By the time Lassiter, 44, began pointing his camera at them, many had already succumbed to modern accounting realities. But others hang on, their second- and third-generation owners content with making what used to be called a decent living.
"I went on a mission," Lassiter says. It started with the simple nostalgic act of taking a few snapshots around Chapel Hill. When he graduated from the University of North Carolina in 1985, he got a Minolta 35mm as a gift, and he used it to photograph a few of his favorite hangouts: Hector's, home of the Greek Grilled Cheese; Sutton's Drugs; Colonial Drugs; and Jeff's Confectionary.
Lassiter stored the pictures away, spent a few years trying to figure out what he wanted to do with his life, enrolled in law school at Campbell University and, eventually, returned to Statesville to practice with his dad.
There, things were changing. Bulldozers were reshaping the downtown of his youth. Fowler's Grocery? Holmes Drug Store? The Playhouse Theater? Closed. Closed.

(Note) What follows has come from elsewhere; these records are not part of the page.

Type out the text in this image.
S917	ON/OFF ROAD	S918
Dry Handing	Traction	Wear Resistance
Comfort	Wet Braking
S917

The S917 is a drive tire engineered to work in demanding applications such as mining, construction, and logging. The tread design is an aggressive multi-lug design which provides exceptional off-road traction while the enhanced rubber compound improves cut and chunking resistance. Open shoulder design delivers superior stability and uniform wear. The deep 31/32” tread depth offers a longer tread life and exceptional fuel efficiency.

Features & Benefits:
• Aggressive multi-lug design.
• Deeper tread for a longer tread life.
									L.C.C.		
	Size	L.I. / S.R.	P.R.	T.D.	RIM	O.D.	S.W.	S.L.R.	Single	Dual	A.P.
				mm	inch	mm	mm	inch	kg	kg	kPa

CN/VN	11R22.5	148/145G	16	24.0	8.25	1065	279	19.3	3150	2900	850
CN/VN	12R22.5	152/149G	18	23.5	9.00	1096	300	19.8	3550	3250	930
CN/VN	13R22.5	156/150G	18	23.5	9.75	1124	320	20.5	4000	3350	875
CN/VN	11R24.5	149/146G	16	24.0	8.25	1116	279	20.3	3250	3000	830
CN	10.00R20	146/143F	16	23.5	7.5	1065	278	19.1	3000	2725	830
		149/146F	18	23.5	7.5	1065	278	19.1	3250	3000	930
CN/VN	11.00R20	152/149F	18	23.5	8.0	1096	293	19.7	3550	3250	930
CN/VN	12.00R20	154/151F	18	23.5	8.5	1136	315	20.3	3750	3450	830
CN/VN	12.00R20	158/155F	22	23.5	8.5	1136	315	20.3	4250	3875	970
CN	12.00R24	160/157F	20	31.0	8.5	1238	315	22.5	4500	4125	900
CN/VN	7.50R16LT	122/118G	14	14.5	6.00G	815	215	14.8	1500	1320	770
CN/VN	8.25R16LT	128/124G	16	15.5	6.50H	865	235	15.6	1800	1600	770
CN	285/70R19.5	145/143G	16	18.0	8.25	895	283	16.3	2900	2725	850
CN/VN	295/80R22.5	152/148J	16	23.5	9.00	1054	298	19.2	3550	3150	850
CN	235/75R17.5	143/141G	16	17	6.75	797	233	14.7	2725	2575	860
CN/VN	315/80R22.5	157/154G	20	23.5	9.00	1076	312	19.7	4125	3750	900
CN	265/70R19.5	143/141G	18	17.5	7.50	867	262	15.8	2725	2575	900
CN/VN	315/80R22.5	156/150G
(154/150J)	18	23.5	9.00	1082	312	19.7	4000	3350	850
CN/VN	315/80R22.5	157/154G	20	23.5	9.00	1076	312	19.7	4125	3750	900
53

Closed and torn down, red velvet curtains and all.
In 1999, Lassiter decided to photograph what was left. And not just in his town.
"I decided to try to get at least one picture from every county in the state," he says. One hundred counties. One hundred pictures. How hard could that be?
Easy enough at the start. Between clients, when he didn't have to be in court or on the phone, he'd slip out the door, slide behind the wheel of his car and ease out of downtown.
He'd be down the road before his dad would look around and ask, "Where's Mike?"
"Out taking pich-ers," a secretary would say.
Into his own pastOn a rainy Friday in January, with no cases on the docket, Lassiter pulls the office door closed behind him and heads for the Lexus in the parking lot across the street. For the most part, he's through shooting pictures -- the book came out Dec. 1 and is on people's coffee tables now -- but he's happy to conduct a tour of some of his favorite local architectural artifacts.
He starts by circling the block and pointing out what isn't there anymore.
"The theater stood right there, about where that sign is now," he says of the Playhouse, where he spent many hours as a boy. Down on the corner, where he used to drink cherry Cokes at the drugstore soda fountain, there's a quaint new boutique. A block away, all that's left of Lazenby-Montgomery Hardware is a historical marker on a wall.
At Riddle Schwinn Cyclery just outside of downtown, Lassiter gets out and peers through the dark glass, looking for Wilson Riddle, who took the shop over from his father years ago. The door is locked.